O legado a ser deixado pela política externa do presidente dos EUA, George W. Bush, será determinado mais do que tudo pelo Iraque, onde, segundo alguns analistas, as políticas norte-americanas no segundo mandato do dirigente precisam ser mais realistas a fim de evitar um fracasso.
Bush insistiu durante a campanha eleitoral concluída nesta semana que os esforços dos EUA para implementar um regime democrático no Iraque avançavam conforme o planejado e que nenhum ajuste era necessário.
Mas o alto nível de insegurança no país árabe - caracterizado por uma insurgência cada vez mais forte, por um crescente número de vítimas, por esforços vacilantes de reconstrução, pela falta de empregos e pelo isolamento dos sunitas - fez com que muitos chegassem à conclusão de que o presidente está errado.
A instabilidade aliada a um apoio cada vez menor ao esforço de guerra entre os norte-americanos coloca diante de Bush a ameaça de um "fracasso catastrófico e estratégico" no Iraque, disse Martin Indyk, ex-embaixador dos EUA em Israel.
No Iraque, o primeiro desafio será "tirar a venda política e ideológica que levou o presidente a afirmar durante a campanha eleitoral que tudo estava nos trilhos. Não está", afirmou Indyk, membro do Instituto Brookings.
Algumas decisões cruciais devem ser tomadas por Bush.Uma delas é sobre realizar ou não as eleições marcadas para janeiro e consideradas fundamentais em vista dos planos dos EUA de instalar um regime democrático no país árabe.
Outra é ordenar ou não um ataque total contra Falluja, a cidade mais rebelde do território iraquiano, atualmente sob bombardeio constante da artilharia e dos aviões norte-americanos.
O governo do Iraque e o dos EUA tentam capturar cidades rebeldes como Falluja e pacificar o país antes das eleições.
Larry Diamond, um ex-assessor da Autoridade Provisória da Coalizão, o órgão criado pelos EUA para dirigir o Iraque depois da invasão, afirmou que o ataque minaria uma nova iniciativa capaz de convencer os rebeldes sunitas a se integrar ao processo político.
Diamond, da Universidade Stanford, disse que uma coalizão formada por sunitas nacionalistas e por islâmicos apresentou suas exigências para participar do pleito.
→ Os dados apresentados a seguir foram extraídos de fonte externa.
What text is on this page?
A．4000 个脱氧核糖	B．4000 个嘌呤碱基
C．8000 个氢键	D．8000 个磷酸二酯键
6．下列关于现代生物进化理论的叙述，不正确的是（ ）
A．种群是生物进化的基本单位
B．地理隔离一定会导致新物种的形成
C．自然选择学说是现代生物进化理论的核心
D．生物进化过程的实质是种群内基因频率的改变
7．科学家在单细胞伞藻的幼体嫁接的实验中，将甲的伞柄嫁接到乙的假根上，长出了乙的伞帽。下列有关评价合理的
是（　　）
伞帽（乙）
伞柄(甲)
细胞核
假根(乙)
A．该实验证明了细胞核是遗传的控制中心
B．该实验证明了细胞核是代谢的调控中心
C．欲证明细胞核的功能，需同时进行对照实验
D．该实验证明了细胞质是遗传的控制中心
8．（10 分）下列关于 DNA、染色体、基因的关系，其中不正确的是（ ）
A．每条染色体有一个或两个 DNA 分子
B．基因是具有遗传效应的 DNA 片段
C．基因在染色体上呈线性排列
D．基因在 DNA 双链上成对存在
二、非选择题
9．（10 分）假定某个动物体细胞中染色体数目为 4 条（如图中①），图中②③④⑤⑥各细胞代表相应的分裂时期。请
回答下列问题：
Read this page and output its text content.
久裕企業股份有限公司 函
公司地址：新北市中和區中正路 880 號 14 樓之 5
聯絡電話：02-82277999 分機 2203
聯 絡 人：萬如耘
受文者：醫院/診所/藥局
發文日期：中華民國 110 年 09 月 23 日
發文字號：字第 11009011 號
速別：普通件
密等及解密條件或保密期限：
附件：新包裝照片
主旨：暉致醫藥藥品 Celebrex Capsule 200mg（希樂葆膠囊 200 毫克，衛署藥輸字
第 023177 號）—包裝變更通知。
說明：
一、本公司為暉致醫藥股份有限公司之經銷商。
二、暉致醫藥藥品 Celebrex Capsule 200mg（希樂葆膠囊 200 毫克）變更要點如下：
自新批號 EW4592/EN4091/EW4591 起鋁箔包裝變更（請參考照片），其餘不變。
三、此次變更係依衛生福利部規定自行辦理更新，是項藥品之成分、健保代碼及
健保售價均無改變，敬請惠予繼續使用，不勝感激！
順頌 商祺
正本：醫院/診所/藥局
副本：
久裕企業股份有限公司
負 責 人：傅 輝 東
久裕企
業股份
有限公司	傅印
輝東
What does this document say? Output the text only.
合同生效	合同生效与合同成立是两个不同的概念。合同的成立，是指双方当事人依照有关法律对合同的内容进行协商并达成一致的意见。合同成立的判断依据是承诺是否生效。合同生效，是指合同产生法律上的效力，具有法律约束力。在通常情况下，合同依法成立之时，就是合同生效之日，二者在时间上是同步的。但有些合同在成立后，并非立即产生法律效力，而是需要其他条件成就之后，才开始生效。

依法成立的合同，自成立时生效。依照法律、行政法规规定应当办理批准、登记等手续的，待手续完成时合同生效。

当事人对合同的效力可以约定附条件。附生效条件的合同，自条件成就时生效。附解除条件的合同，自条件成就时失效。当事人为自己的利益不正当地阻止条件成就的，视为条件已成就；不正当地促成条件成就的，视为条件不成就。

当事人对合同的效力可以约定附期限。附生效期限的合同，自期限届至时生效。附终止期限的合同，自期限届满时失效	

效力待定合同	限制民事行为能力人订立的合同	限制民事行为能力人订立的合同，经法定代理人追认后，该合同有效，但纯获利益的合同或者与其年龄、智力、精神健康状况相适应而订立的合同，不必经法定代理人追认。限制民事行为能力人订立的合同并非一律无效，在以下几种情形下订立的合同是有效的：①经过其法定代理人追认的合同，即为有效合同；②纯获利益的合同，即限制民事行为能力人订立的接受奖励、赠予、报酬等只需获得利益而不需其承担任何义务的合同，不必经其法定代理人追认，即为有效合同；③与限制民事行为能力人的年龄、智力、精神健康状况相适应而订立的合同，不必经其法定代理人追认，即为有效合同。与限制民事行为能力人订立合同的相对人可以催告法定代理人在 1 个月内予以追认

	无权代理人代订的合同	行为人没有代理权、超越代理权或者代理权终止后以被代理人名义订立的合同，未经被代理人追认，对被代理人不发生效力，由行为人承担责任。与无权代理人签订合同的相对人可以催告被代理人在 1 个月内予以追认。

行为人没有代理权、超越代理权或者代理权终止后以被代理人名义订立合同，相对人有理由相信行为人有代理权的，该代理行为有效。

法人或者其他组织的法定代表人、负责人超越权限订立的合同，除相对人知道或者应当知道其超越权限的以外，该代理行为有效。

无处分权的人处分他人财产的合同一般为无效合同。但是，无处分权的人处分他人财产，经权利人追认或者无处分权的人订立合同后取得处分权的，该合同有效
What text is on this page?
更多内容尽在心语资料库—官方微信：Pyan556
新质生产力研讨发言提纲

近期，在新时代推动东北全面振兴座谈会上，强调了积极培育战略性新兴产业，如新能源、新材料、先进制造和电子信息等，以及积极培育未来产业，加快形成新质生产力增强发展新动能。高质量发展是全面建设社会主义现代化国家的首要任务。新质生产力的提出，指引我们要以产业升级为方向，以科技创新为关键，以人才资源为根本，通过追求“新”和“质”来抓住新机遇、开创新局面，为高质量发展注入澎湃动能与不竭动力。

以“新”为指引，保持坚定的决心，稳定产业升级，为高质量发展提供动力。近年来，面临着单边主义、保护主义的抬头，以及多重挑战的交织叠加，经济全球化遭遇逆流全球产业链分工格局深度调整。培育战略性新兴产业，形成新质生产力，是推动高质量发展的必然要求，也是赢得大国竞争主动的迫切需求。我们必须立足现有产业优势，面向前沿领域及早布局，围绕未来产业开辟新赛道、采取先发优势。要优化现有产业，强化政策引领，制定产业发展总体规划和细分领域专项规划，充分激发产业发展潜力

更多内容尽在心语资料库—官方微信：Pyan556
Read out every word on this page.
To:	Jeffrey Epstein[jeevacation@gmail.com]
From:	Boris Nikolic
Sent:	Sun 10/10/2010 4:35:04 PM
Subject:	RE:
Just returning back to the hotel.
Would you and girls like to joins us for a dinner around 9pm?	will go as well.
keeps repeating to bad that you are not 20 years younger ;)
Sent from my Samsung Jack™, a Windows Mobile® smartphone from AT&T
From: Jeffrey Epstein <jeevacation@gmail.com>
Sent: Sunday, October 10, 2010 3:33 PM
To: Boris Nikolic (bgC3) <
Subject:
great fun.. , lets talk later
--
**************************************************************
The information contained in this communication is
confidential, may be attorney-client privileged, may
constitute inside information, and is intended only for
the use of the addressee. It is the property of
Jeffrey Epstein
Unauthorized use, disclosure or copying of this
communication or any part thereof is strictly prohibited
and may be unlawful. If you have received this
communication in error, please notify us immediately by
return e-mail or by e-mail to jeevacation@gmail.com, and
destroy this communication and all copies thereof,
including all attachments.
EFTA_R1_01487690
Para Indyk, as eleições de janeiro podem alimentar a violência se os sunitas, que controlaram o país durante o governo do ex-ditador Saddam Hussein, sentirem-se alijados do processo político.
Sugerindo que o pleito seja adiado até que a situação estabilize-se, Indyk disse:
-É muito importante, nesse processo, entender que eleições não significam necessariamente democracia."
Mas Judith Yaphe, da Universidade de Defesa Nacional, afirmou que os iraquianos insistiam na realização do pleito, em parte porque isso legitimaria o governo deles.
O secretário de Defesa dos EUA, Donald Rumsfeld, sugeriu que a eleição poderia ser realizada em algumas partes do território iraquiano e adiada naquelas em que a violência continua sendo um problema. No entanto, Daniel Serwer, do Instituo dos Estados Unidos para a Paz, disse que essa proposta não é realizável e que minaria a confiança no processo.
Apesar de os EUA terem insistido que o pleito acontecerá em janeiro, especialistas observam que a preocupação com a falta de segurança e com os preparativos técnicos pode obrigar as autoridades a adiar o processo por três ou quatro meses.
Rumsfeld e comandantes das Forças Armadas deram indícios de que os EUA podem reduzir o número de soldados presentes no território iraquiano - atualmente de 135 mil - em algum momento depois das eleições se a situação na área de segurança se estabilizar e se as forças iraquianas conseguirem assumir maiores responsabilidades. Mas Lawrence Di Rita, porta-voz do Pentágono, disse que não havia previsão nenhuma para a retirada dos soldados.